Récemment, le MUWRP s’est associé à l’International Rescue Committee (IRC, le comité international de secours) pour mener une étude cherchant à évaluer un nouveau modèle d’engagement communautaire. L’objectif de ce dernier est de placer le pouvoir entre les mains des membres essentiels des communautés afin de développer et exécuter des plans d’action. Ceux-ci visent à accroître la sensibilisation à Ebola et l’adoption de comportements préventifs face au virus dans le cadre des activités de préparation à Ebola menées par l’IRC dans le district de Kasese en Ouganda. Ce modèle, que nous avons appelé Active Listening Sessions (sessions d’écoute active), part de deux principes essentiels, à savoir s’assurer que des boucles de rétroaction sont en place pour favoriser un dialogue bidirectionnel entre la communauté et les intervenants ; et s’assurer que la communauté s’approprie la prévention et la réponse à Ebola. Les participant·e·s ont été sélectionné·e·s en fonction de leur risque d’exposition à Ebola, leur influence sociale et leur volonté de s’engager, et ont été associé·e·s à un membre de la communauté clairement identifiable (représentant·e ou « champion·ne ») afin de faciliter le déroulement de l’étude. Dans le cadre de celle-ci, nous avons solliciter la participation de groupes de femmes, d’équipes sanitaires des villages et du personnel sanitaire communautaire. Au fil de quatre réunions organisées toutes les semaines ou deux semaines, les groupes ont mis sur pied des plans d’action pour diffuser les principaux messages dans leur communauté. À l’heure actuelle, nous faisons la synthèse des résultats pour déterminer comment l’intégration de la composante d’engagement communautaire de façon systématique peut améliorer la confiance envers les mesures préventives et le respect de celles-ci lors de la préparation et de la réponse à Ebola.

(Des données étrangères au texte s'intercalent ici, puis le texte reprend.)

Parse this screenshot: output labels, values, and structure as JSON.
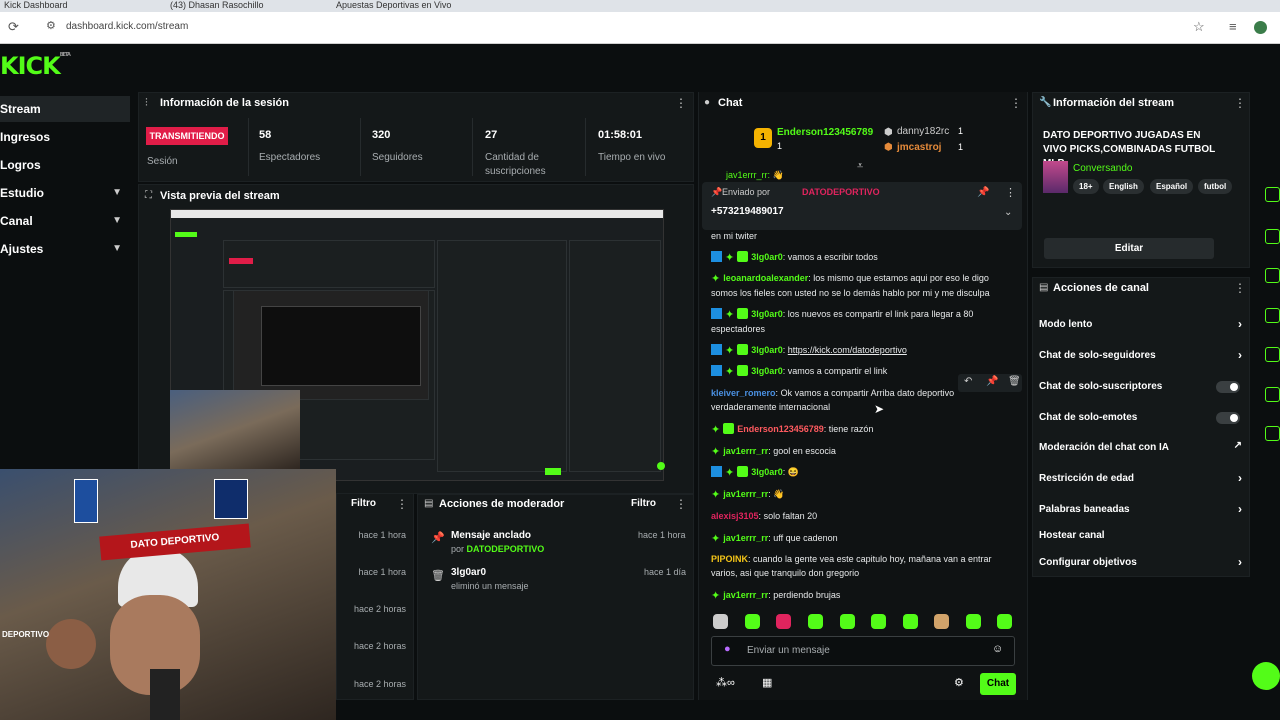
{
  "browser": {
    "tabs": [
      "Kick Dashboard",
      "(43) Dhasan Rasochillo",
      "Apuestas Deportivas en Vivo"
    ],
    "url": "dashboard.kick.com/stream"
  },
  "sidebar": {
    "logo": "KICK",
    "logo_sup": "BETA",
    "items": [
      {
        "label": "Stream"
      },
      {
        "label": "Ingresos"
      },
      {
        "label": "Logros"
      },
      {
        "label": "Estudio"
      },
      {
        "label": "Canal"
      },
      {
        "label": "Ajustes"
      }
    ]
  },
  "session": {
    "title": "Información de la sesión",
    "status": "TRANSMITIENDO",
    "status_label": "Sesión",
    "stats": [
      {
        "value": "58",
        "label": "Espectadores"
      },
      {
        "value": "320",
        "label": "Seguidores"
      },
      {
        "value": "27",
        "label": "Cantidad de suscripciones"
      },
      {
        "value": "01:58:01",
        "label": "Tiempo en vivo"
      }
    ]
  },
  "preview": {
    "title": "Vista previa del stream"
  },
  "webcam": {
    "banner": "DATO DEPORTIVO",
    "corner": "DEPORTIVO"
  },
  "filter": {
    "label": "Filtro",
    "times": [
      "hace 1 hora",
      "hace 1 hora",
      "hace 2 horas",
      "hace 2 horas",
      "hace 2 horas"
    ]
  },
  "moderator": {
    "title": "Acciones de moderador",
    "filter": "Filtro",
    "items": [
      {
        "title": "Mensaje anclado",
        "sub_prefix": "por",
        "sub_user": "DATODEPORTIVO",
        "time": "hace 1 hora"
      },
      {
        "title": "3lg0ar0",
        "sub_prefix": "eliminó un mensaje",
        "sub_user": "",
        "time": "hace 1 día"
      }
    ]
  },
  "chat": {
    "title": "Chat",
    "top_users": [
      {
        "name": "Enderson123456789",
        "count": "1"
      },
      {
        "name": "danny182rc",
        "count": "1"
      },
      {
        "name": "jmcastroj",
        "count": "1"
      }
    ],
    "pinned": {
      "label": "Enviado por",
      "user": "DATODEPORTIVO",
      "text": "+573219489017"
    },
    "top_partial": "jav1errr_rr: 👋",
    "messages": [
      {
        "user": "",
        "color": "#e7e9ea",
        "text": "en mi twiter",
        "badges": "none"
      },
      {
        "user": "3lg0ar0",
        "color": "#53fc18",
        "text": "vamos a escribir todos",
        "badges": "bdg"
      },
      {
        "user": "leoanardoalexander",
        "color": "#53fc18",
        "text": "los mismo que estamos aqui por eso le digo somos los fieles con usted no se lo demás hablo por mi y me disculpa",
        "badges": "d"
      },
      {
        "user": "3lg0ar0",
        "color": "#53fc18",
        "text": "los nuevos es compartir el link para llegar a 80 espectadores",
        "badges": "bdg"
      },
      {
        "user": "3lg0ar0",
        "color": "#53fc18",
        "text": "https://kick.com/datodeportivo",
        "badges": "bdg",
        "link": true
      },
      {
        "user": "3lg0ar0",
        "color": "#53fc18",
        "text": "vamos a compartir el link",
        "badges": "bdg"
      },
      {
        "user": "kleiver_romero",
        "color": "#4a90e2",
        "text": "Ok vamos a compartir Arriba dato deportivo verdaderamente internacional",
        "badges": "none"
      },
      {
        "user": "Enderson123456789",
        "color": "#ff5a5f",
        "text": "tiene razón",
        "badges": "dg"
      },
      {
        "user": "jav1errr_rr",
        "color": "#53fc18",
        "text": "gool en escocia",
        "badges": "d"
      },
      {
        "user": "3lg0ar0",
        "color": "#53fc18",
        "text": "😆",
        "badges": "bdg"
      },
      {
        "user": "jav1errr_rr",
        "color": "#53fc18",
        "text": "👋",
        "badges": "d"
      },
      {
        "user": "alexisj3105",
        "color": "#e0245e",
        "text": "solo faltan 20",
        "badges": "none"
      },
      {
        "user": "jav1errr_rr",
        "color": "#53fc18",
        "text": "uff que cadenon",
        "badges": "d"
      },
      {
        "user": "PIPOINK",
        "color": "#f5c518",
        "text": "cuando la gente vea este capitulo hoy, mañana van a entrar varios, asi que tranquilo don gregorio",
        "badges": "none"
      },
      {
        "user": "jav1errr_rr",
        "color": "#53fc18",
        "text": "perdiendo brujas",
        "badges": "d"
      }
    ],
    "input_placeholder": "Enviar un mensaje",
    "send_label": "Chat"
  },
  "stream_info": {
    "title": "Información del stream",
    "stream_title": "DATO DEPORTIVO JUGADAS EN VIVO PICKS,COMBINADAS FUTBOL MLB",
    "category": "Conversando",
    "tags": [
      "18+",
      "English",
      "Español",
      "futbol"
    ],
    "edit_label": "Editar"
  },
  "channel_actions": {
    "title": "Acciones de canal",
    "items": [
      {
        "label": "Modo lento",
        "control": "arrow"
      },
      {
        "label": "Chat de solo-seguidores",
        "control": "arrow"
      },
      {
        "label": "Chat de solo-suscriptores",
        "control": "toggle"
      },
      {
        "label": "Chat de solo-emotes",
        "control": "toggle"
      },
      {
        "label": "Moderación del chat con IA",
        "control": "external"
      },
      {
        "label": "Restricción de edad",
        "control": "arrow"
      },
      {
        "label": "Palabras baneadas",
        "control": "arrow"
      },
      {
        "label": "Hostear canal",
        "control": "none"
      },
      {
        "label": "Configurar objetivos",
        "control": "arrow"
      }
    ]
  },
  "colors": {
    "accent": "#53fc18",
    "live": "#e11d48",
    "bg": "#0b0e0f",
    "panel": "#141819"
  }
}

Le travail réalisé par le MUWRP sur le plan de cet engament a contribué à une meilleure compréhension de la culture, des perceptions, des réseaux d’interaction sociale, des structures politiques et de pouvoir, des normes et des valeurs des communautés. Il a par ailleurs aidé l’équipe des relais communautaires à définir les tendances démographiques ainsi qu’à consigner les précédentes expériences liées à Ebola et à d’autres fièvres hémorragiques. Enfin, il a permis aux chefs de communauté officiels ou informels de soutenir la recherche en matière de santé publique.

Notre expérience démontre que l’engagement communautaire est crucial pour établir et maintenir l’implication dans la recherche portant sur Ebola. Nous avons appris qu’il s’agit d’un processus complexe exigeant de la persévérance, de l’implication, des connaissances et des ressources dédiées. Il nous reste à déterminer dans quelle mesure notre modèle d’engagement pourrait s’avérer pertinent et pratique en matière de communication sur les risques et de mobilisation sociale en situation d’urgence. Toutefois, les enseignements tirés de la contribution à la recherche sur Ebola nous ont déjà permis de bien mieux appréhender les perceptions des communautés à l’égard de la maladie, et peuvent éclairer le développement d’un engagement communautaire novateur pour les cas d’urgence.

Stephen Mugamba est chargé de documentation au MUWRP. Jauhara Nanyondo est coordonnatrice du service des relais communautaires au MUWRP. Monica Millard est directrice du programme Ouganda à l’US Army Medical Research Directorate (USAMRD, la direction de la recherche médicale de l’armée des États-Unis) Afrique/Ouganda (Kampala, Ouganda), au sein du Walter Reed Army Institute of Research (WRAIR, l’institut de recherche Walter Reed de l’armée). Naoko Kozuki est chercheuse principale dans le domaine de la santé à l’IRC. Hannah Kibuuka est directrice générale du MUWRP.